LONDON - Myanmar menghadapi momen yang menentukan dan harus menghentikan kekerasan terhadap populasi minoritas etnis Rohingya. Demikian yang dikatakan Menteri Luar Negeri AS Rex Tillerson.
Serangan oleh militan Rohingya terhadap pos keamanan bulan lalu memicu operasi tentara yang telah menewaskan lebih dari 400 orang. Operasi militer itu juga menghancurkan lebih dari 6.800 rumah dan mengirim hampir 400.000 Muslim Rohingya melarikan diri ke Bangladesh.
"Saya pikir ini adalah momen yang menentukan dalam banyak hal bagi demokrasi baru yang baru muncul ini," kata Tillerson, seperti dikutip dari SBS, Jumat (15/9/2017).
Ia mengatakan hal itu dalam sebuah kunjungan ke London di mana dia bertemu dengan Perdana Menteri Inggris Theresa May dan menteri luar negeri, Boris Johnson.

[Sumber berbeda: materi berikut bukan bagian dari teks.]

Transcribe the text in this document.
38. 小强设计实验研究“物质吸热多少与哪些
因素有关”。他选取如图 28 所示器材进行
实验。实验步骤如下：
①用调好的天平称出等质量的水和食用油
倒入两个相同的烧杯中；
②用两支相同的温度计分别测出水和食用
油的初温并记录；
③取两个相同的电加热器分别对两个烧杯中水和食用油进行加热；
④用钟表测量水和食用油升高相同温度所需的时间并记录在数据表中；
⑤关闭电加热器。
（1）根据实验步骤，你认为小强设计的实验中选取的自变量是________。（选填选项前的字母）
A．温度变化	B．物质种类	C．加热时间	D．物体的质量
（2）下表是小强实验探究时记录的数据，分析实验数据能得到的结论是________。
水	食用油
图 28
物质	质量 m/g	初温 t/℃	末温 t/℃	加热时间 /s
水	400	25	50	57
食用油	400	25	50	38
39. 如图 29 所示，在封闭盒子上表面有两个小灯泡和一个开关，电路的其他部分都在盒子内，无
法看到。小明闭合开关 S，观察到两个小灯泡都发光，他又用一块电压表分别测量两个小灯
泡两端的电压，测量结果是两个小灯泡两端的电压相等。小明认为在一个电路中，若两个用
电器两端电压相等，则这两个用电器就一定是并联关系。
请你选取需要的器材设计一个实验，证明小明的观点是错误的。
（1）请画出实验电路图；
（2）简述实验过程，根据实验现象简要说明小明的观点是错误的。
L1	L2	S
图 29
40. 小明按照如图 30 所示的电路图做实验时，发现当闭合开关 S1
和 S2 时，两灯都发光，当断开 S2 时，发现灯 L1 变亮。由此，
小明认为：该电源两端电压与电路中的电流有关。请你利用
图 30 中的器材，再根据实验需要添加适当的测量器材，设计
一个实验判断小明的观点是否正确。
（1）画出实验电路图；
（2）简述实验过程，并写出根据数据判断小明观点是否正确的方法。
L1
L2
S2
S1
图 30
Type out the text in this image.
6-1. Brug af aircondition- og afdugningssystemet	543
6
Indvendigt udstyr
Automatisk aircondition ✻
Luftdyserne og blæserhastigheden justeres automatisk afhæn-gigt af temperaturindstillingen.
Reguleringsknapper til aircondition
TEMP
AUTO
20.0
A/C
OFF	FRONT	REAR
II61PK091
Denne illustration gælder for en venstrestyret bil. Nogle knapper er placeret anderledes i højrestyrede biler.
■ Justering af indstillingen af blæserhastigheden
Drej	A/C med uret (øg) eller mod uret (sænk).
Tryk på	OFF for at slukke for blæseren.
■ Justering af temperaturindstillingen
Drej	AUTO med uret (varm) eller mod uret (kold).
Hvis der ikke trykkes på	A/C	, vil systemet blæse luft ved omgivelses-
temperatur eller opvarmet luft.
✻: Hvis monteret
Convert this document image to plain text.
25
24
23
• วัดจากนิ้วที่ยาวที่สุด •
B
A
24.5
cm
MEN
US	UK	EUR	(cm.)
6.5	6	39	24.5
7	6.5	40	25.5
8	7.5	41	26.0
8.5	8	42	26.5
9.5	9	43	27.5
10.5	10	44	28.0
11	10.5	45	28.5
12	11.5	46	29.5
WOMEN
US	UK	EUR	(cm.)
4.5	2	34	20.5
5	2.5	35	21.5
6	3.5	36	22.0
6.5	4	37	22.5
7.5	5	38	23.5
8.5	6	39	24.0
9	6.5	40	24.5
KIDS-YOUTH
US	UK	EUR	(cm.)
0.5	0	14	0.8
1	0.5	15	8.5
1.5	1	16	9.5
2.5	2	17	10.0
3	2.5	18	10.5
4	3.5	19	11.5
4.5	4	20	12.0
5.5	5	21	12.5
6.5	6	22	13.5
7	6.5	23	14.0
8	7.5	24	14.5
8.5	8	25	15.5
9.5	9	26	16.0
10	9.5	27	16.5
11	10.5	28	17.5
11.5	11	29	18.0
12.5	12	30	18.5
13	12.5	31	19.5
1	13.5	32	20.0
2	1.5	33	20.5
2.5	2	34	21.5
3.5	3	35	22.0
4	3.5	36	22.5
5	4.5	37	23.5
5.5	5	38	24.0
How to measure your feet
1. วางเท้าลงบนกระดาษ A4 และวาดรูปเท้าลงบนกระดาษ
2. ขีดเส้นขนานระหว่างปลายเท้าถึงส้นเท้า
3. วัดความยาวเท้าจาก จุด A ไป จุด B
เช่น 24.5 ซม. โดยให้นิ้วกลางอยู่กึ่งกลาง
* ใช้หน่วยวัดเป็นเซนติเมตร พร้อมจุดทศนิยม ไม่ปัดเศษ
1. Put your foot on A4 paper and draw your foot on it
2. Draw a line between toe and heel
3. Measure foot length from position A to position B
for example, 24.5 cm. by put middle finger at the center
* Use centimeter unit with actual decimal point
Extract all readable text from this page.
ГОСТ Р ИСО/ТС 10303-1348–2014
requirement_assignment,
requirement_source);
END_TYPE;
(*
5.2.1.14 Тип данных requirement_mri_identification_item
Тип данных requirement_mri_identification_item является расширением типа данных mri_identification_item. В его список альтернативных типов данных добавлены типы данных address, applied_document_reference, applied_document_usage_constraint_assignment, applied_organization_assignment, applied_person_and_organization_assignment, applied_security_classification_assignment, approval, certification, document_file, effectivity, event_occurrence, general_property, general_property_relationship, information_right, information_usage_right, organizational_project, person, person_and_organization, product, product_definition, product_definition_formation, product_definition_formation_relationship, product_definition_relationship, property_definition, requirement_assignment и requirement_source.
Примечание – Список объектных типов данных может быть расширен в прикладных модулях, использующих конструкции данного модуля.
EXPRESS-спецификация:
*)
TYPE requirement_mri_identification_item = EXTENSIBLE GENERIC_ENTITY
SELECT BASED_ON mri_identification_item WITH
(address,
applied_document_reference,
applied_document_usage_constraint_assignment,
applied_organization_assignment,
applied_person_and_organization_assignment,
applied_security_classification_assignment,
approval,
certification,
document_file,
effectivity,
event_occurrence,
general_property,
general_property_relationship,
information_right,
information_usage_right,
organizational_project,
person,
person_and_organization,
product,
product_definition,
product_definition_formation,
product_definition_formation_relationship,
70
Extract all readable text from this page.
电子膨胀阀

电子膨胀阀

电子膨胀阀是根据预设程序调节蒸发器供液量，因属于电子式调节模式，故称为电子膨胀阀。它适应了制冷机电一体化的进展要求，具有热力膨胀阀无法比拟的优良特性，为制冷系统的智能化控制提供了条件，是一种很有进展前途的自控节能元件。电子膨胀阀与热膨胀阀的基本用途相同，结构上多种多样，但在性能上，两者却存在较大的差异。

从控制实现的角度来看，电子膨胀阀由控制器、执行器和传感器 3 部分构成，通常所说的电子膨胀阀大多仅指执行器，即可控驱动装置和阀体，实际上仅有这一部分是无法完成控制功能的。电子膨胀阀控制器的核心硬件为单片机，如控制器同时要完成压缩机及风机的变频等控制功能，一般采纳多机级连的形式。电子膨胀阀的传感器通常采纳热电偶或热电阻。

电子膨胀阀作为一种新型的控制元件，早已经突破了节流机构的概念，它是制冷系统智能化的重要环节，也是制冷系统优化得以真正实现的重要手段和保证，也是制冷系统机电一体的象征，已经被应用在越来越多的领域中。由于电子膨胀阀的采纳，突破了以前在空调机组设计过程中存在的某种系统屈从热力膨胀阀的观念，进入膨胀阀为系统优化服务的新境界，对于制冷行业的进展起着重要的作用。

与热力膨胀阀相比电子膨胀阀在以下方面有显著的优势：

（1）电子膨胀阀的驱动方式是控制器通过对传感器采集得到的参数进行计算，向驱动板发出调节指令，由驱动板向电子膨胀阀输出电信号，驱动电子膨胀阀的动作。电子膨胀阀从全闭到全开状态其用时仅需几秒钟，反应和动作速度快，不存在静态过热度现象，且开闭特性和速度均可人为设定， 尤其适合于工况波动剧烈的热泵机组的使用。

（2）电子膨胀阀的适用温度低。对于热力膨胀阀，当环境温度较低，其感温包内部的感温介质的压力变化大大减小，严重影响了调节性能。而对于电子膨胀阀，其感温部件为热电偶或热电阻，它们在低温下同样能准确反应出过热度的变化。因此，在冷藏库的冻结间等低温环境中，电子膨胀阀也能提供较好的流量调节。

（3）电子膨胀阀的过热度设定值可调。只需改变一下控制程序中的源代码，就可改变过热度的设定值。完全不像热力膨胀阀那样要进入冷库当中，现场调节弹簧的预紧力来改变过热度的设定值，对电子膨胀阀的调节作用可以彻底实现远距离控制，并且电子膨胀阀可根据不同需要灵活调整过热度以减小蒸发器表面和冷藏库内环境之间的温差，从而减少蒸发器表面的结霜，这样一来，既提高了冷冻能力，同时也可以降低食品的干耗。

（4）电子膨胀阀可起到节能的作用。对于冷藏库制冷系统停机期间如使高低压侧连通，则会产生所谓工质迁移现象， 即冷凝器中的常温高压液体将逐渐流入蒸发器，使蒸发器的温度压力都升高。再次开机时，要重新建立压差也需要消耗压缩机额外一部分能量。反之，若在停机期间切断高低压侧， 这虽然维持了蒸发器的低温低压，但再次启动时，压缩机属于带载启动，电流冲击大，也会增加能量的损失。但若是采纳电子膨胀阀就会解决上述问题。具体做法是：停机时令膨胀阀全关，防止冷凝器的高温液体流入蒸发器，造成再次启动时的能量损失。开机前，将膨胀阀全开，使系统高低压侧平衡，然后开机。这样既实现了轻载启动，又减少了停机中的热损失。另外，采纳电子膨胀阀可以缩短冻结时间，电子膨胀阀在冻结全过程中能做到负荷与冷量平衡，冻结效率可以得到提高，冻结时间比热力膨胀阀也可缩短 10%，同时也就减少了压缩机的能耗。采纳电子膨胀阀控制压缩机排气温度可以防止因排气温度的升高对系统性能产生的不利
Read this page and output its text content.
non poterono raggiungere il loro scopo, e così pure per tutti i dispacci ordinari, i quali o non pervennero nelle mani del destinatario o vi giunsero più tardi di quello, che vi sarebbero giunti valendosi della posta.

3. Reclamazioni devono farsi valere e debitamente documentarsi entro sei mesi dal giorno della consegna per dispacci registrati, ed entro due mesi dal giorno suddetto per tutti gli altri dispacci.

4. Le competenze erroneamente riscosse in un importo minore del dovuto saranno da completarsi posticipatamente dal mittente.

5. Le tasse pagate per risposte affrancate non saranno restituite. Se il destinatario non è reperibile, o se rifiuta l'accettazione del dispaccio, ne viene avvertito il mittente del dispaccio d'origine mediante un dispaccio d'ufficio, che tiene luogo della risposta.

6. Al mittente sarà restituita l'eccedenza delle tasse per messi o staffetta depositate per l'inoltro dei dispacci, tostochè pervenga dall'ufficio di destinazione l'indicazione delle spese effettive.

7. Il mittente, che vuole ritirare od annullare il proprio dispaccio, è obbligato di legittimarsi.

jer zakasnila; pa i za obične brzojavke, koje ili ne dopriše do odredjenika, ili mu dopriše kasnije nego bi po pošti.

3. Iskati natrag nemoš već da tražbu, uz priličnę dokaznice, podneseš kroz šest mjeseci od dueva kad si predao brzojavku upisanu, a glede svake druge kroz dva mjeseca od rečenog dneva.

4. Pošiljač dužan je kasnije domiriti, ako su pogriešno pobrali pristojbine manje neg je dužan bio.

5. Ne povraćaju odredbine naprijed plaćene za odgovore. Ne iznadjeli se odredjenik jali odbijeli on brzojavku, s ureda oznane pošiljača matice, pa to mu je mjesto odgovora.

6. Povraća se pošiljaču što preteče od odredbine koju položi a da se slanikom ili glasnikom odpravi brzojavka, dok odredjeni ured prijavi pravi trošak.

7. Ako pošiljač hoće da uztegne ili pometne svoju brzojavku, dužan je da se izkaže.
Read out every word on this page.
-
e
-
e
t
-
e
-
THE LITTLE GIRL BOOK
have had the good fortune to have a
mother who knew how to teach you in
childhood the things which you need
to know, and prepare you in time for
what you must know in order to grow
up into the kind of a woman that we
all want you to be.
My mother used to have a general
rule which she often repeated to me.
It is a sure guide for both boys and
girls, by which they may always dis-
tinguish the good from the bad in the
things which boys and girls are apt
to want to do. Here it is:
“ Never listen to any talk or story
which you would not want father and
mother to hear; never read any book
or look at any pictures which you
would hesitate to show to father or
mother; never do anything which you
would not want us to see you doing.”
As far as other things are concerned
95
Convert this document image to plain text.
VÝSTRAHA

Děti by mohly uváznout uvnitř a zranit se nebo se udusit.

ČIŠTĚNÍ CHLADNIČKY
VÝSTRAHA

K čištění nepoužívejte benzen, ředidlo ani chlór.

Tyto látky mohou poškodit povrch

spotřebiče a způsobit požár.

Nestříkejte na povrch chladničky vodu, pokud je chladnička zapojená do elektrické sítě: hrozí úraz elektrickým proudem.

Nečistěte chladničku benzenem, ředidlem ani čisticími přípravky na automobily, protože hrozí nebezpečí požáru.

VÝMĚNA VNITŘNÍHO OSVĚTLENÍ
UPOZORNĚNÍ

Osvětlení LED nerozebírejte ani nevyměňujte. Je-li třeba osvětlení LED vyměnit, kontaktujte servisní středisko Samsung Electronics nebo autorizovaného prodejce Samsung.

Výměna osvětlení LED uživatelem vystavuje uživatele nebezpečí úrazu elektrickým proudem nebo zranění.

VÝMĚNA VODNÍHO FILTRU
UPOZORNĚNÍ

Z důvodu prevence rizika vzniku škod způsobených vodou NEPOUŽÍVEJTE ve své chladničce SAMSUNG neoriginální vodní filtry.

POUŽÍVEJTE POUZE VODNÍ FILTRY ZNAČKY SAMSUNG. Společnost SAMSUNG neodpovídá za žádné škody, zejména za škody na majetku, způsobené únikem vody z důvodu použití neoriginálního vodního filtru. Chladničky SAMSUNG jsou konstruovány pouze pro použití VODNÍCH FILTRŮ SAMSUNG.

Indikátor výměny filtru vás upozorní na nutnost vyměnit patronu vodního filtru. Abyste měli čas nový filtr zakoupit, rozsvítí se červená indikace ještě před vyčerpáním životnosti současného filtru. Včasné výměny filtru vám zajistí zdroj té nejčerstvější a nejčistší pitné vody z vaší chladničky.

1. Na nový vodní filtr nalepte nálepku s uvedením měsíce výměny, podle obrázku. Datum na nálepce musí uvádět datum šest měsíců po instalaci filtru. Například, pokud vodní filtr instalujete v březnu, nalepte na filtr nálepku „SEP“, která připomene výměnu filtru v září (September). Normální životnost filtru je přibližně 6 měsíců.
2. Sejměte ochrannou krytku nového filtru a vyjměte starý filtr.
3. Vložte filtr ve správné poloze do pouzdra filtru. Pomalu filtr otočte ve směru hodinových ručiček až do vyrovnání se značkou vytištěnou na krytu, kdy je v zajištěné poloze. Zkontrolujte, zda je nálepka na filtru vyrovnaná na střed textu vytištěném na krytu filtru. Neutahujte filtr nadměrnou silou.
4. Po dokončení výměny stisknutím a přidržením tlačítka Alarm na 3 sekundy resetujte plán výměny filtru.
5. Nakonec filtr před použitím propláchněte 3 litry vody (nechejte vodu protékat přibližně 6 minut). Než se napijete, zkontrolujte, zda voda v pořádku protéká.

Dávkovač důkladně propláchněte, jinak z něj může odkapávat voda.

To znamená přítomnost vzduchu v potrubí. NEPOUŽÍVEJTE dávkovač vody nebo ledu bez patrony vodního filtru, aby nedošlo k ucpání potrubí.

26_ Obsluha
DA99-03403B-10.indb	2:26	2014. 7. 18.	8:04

Tillerson mengatakan bahwa dia mengerti bahwa Aung San Suu Kyi dari Myanmar, peraih hadiah Nobel dan kepala pemerintahan de facto di Myanmar, berada dalam kesepakatan pembagian kekuasaan dengan militer dan "situasi kompleks" di mana dia menemukan dirinya sendiri.
"Saya pikir penting agar masyarakat global berbicara mendukung apa yang kita semua tahu harapannya adalah untuk perlakuan terhadap orang-orang tanpa memandang etnis mereka," tambahnya.
"Kekerasan ini harus dihentikan, penganiayaan ini harus dihentikan," tegasnya lagi.
Perserikatan Bangsa-Bangsa meminta bantuan besar-besaran untuk hampir 400 ribu orang yang melarikan diri ke Bangladesh, di tengah kekhawatiran jumlah tersebut dapat terus meningkat kecuali Myanmar mengakhiri kritik yang dikecam sebagai "pembersihan etnis".
PBB telah menyerukan intensifikasi operasi bantuan untuk membantu para pengungsi, dan respon yang jauh lebih besar dari masyarakat internasional.
"Kami mendesak masyarakat internasional untuk meningkatkan dukungan kemanusiaan dan memberikan bantuan. Kebutuhan untuk itu sangat masif," kata Direktur Operasi dan Keadaan Darurat untuk Organisasi Internasional untuk Migrasi, Mohammed Abdiker.